Carson, did you find her??? That KSL ad seemed promising....


----------



## blackdog (Sep 11, 2007)

Man I really hope you find her. Leave a blanket or what ever she sleeps on at the place you parked the truck. A long time ago my friend lost his dog on a hunt, we left her blanket there and when we drove up at first light the next morning to look for her, she was laying on the blanket.

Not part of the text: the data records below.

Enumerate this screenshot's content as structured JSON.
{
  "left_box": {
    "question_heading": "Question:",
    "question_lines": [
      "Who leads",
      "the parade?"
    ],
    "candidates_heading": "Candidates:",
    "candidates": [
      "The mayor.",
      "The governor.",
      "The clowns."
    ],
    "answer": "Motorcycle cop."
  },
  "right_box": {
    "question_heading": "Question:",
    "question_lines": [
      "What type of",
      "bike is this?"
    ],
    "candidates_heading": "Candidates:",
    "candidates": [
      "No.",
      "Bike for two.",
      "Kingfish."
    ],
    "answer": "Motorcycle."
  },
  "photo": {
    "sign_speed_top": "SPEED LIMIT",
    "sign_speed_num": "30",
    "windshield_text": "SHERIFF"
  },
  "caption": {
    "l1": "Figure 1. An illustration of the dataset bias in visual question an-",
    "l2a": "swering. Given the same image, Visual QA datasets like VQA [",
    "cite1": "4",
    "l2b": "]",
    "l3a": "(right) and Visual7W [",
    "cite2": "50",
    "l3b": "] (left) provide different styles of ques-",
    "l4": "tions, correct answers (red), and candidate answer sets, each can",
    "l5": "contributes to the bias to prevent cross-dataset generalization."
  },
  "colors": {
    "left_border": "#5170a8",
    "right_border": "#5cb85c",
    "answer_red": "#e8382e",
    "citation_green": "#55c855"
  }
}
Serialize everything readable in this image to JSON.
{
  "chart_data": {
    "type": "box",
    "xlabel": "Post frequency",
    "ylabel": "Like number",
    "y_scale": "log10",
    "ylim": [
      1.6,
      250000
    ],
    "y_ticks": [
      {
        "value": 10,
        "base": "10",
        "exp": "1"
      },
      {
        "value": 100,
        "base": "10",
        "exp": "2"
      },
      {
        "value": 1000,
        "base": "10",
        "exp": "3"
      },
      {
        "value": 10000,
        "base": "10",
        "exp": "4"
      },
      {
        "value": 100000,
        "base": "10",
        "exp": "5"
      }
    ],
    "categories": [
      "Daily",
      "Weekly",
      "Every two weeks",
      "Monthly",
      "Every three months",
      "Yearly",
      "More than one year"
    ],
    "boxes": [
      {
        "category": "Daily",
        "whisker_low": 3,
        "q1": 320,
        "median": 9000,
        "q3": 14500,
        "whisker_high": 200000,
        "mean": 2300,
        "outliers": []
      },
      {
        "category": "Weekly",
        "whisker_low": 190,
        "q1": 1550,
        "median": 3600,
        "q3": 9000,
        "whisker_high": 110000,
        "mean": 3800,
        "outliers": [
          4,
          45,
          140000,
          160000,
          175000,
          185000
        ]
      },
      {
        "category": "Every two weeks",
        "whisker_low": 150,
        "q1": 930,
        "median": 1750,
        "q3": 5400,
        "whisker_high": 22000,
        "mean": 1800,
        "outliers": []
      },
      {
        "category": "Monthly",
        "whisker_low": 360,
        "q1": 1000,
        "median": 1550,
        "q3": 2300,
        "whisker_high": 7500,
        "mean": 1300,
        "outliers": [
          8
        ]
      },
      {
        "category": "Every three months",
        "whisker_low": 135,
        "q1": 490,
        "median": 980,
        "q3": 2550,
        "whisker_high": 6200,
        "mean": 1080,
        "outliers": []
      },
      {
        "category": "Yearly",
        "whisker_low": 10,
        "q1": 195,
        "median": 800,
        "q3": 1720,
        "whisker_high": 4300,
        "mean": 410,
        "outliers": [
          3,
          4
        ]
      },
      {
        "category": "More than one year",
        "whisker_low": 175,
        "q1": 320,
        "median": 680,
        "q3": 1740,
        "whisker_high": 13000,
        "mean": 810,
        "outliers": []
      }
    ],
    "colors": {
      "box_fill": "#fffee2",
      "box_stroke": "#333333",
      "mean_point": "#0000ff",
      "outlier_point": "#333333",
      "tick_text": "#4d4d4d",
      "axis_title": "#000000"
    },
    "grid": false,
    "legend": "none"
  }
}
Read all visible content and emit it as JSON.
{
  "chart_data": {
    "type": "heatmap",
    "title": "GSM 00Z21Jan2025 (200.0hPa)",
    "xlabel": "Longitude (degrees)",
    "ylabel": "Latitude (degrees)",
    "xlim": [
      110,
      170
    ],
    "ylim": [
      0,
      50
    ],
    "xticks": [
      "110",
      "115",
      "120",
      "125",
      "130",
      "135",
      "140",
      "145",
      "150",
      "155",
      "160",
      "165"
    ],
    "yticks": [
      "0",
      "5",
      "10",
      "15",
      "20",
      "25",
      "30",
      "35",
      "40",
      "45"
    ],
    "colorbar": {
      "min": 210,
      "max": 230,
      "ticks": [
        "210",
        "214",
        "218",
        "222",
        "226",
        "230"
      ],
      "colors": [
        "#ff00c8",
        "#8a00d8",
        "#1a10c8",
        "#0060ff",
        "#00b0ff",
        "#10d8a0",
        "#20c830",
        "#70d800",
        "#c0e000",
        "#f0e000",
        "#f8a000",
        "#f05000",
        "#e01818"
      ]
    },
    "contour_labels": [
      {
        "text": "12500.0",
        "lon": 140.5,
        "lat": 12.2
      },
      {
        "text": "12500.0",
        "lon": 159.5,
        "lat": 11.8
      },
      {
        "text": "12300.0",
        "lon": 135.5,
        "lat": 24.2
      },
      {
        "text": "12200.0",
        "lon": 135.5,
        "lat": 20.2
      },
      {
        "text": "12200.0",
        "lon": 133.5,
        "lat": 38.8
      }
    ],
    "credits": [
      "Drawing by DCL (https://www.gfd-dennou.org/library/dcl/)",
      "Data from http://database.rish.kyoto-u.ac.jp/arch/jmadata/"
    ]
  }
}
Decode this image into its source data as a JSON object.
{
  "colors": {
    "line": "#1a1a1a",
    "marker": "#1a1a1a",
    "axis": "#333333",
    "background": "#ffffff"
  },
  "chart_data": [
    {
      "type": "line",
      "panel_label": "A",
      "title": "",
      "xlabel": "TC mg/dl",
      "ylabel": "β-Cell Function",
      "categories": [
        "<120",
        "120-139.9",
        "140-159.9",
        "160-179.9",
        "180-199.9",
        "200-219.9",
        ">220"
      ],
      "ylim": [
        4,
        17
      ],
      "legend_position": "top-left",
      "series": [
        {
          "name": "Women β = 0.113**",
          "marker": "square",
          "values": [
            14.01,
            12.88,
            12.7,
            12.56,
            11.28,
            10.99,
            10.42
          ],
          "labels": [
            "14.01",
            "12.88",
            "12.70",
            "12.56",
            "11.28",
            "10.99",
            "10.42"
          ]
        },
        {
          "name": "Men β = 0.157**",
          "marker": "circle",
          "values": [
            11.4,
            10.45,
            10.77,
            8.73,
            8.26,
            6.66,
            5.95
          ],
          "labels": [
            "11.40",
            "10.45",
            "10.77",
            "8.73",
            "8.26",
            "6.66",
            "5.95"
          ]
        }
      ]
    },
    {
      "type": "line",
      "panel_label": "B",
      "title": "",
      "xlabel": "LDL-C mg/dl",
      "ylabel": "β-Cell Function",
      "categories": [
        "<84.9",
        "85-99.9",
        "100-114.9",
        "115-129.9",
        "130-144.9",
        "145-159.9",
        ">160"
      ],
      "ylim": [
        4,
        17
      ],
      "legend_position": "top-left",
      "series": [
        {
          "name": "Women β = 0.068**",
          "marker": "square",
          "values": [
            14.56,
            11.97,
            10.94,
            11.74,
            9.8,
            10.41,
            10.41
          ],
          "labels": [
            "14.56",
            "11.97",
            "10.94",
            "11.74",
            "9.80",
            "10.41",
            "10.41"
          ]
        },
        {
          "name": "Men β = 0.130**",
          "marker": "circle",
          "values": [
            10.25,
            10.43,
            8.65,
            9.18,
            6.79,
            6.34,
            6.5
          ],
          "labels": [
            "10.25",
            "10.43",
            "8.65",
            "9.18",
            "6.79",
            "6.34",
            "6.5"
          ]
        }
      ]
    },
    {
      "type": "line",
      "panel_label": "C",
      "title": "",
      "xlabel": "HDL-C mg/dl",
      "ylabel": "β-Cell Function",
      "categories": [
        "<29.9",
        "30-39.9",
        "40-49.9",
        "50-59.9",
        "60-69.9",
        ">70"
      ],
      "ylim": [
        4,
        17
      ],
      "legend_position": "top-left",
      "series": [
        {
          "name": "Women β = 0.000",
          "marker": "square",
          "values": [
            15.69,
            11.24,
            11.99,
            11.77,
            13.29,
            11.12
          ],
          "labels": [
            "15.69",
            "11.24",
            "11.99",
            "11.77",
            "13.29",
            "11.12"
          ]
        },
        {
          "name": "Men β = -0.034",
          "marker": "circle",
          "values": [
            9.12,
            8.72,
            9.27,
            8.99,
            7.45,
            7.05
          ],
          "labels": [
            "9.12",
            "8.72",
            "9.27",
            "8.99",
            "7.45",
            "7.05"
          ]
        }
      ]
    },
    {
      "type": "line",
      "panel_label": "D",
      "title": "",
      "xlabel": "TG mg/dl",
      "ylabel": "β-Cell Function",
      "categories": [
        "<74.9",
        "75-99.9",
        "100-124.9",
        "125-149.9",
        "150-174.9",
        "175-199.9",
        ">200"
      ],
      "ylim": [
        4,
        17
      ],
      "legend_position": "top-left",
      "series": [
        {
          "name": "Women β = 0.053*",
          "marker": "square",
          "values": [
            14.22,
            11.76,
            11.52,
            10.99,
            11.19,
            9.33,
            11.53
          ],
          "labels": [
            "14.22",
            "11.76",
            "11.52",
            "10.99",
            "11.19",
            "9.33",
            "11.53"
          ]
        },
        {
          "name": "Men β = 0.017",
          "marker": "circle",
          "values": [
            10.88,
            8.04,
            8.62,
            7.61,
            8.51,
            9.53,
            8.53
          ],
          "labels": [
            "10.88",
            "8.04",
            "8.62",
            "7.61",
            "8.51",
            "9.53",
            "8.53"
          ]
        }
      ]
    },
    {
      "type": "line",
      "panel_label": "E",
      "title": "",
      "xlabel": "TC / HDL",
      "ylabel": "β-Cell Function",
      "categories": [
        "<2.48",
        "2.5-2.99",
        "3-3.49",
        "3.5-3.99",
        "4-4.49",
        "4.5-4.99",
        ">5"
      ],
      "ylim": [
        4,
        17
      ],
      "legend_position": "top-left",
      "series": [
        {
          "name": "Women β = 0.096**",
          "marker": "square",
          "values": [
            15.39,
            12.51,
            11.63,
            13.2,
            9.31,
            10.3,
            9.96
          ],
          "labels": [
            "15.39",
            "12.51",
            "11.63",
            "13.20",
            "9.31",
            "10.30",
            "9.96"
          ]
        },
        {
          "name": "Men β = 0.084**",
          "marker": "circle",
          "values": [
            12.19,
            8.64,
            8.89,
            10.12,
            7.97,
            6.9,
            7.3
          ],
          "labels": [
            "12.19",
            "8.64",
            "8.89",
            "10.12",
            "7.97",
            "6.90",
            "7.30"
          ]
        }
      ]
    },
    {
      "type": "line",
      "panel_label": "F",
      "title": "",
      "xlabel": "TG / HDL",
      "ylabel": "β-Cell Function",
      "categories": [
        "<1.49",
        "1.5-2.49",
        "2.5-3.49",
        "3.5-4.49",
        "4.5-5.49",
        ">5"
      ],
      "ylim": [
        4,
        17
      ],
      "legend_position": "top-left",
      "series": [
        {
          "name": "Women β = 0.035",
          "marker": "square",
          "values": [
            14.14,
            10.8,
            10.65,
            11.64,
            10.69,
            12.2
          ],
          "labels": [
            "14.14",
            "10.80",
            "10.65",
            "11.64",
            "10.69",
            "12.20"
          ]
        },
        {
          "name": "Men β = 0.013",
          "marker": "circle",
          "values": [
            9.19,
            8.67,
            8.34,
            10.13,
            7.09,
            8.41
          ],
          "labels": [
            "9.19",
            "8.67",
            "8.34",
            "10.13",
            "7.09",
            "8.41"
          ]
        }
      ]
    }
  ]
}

Good luck, I really hope you find her.


----------



## Rabbit_slayer16 (Oct 18, 2007)

yes it was the wrong number and that ksl add was her... I will leave a story about it tonight..


----------



## Rabbit_slayer16 (Oct 18, 2007)

Well ill try and explain the best to my knowledge.. sorry if its hard to read my typing.
So friday we lost her. looked for her till dark. no where to be found. come home and get a call that my wallet is found from the week before. So that was good news. Go back saturday morning before its light and she was not there. hiked for 4 hours and nothing anywhere.
Got some posters made up and gave people my number all around the canyon. (guess it didn't do much good with the wrong number :roll: ) So we come home and wake my brother up and go up sage hen hunting up by parkvally , yesterday afternoon and this morning since its the only week we could. So i did not have cell phone service for 24 hours. Ended up with my two birds, dad had one and brother could not hit a bird for the life of him. Get off the mountain around 3 today and get service. i had some voice mails so i knew something with the dog was up. Rob (12 volt) tried to call me like 30 times and left 3 messages about her. So i called him back and he seemed pretty happy i finally called him back. so he tells me that him and someone else looked for her saturday (thanks alot rob) and then found her add on ksl. Someone had found her, and had her at his house as a lot of you already prob know. So after a long discussion he finally let shane pick her up. The guy was thinking about charging for animal cruelty because she is so skinny so they sent him pictures of her dad and everything showing that's just how EP's are. Thank you very much Rob, Shane, Ryan, Alan, and anyone else involved in getting her back, and thanks for everyone's concern. i will be going to shanes house in an hour or so to pick her up.


----------



## Petersen (Sep 7, 2007)

Hey, that's great! I'm glad you got your dog back. That must be a big relief. I was thinking about this thread earlier today when I was out with my dog. Sometimes good things happen.


----------



## OKEE (Jan 3, 2008)

Great ending


----------



## bwhntr (Sep 12, 2007)

Glad to help Rabbitslayer. She is a nice little girl and should bring alot of hunting success in the future. Now we will have to see what we can do to lose her on some chukars! Let is get cold and we will go after them.


----------



## Bret (Sep 7, 2007)

I saw your flyers up there yesterday. I kept an eye out but never saw anything. I am very happy to hear you found her. 

Bret


----------



## dkhntrdstn (Sep 7, 2007)

Im glad you got her back.


----------



## Gumbo (Sep 22, 2007)

I've been through that--and it's rough! Glad you got her back!


----------



## FetchExpress (Oct 29, 2007)

Been there done that and it aint fun!!!!!! I am very happy that you got the dog back!

Awesome!


----------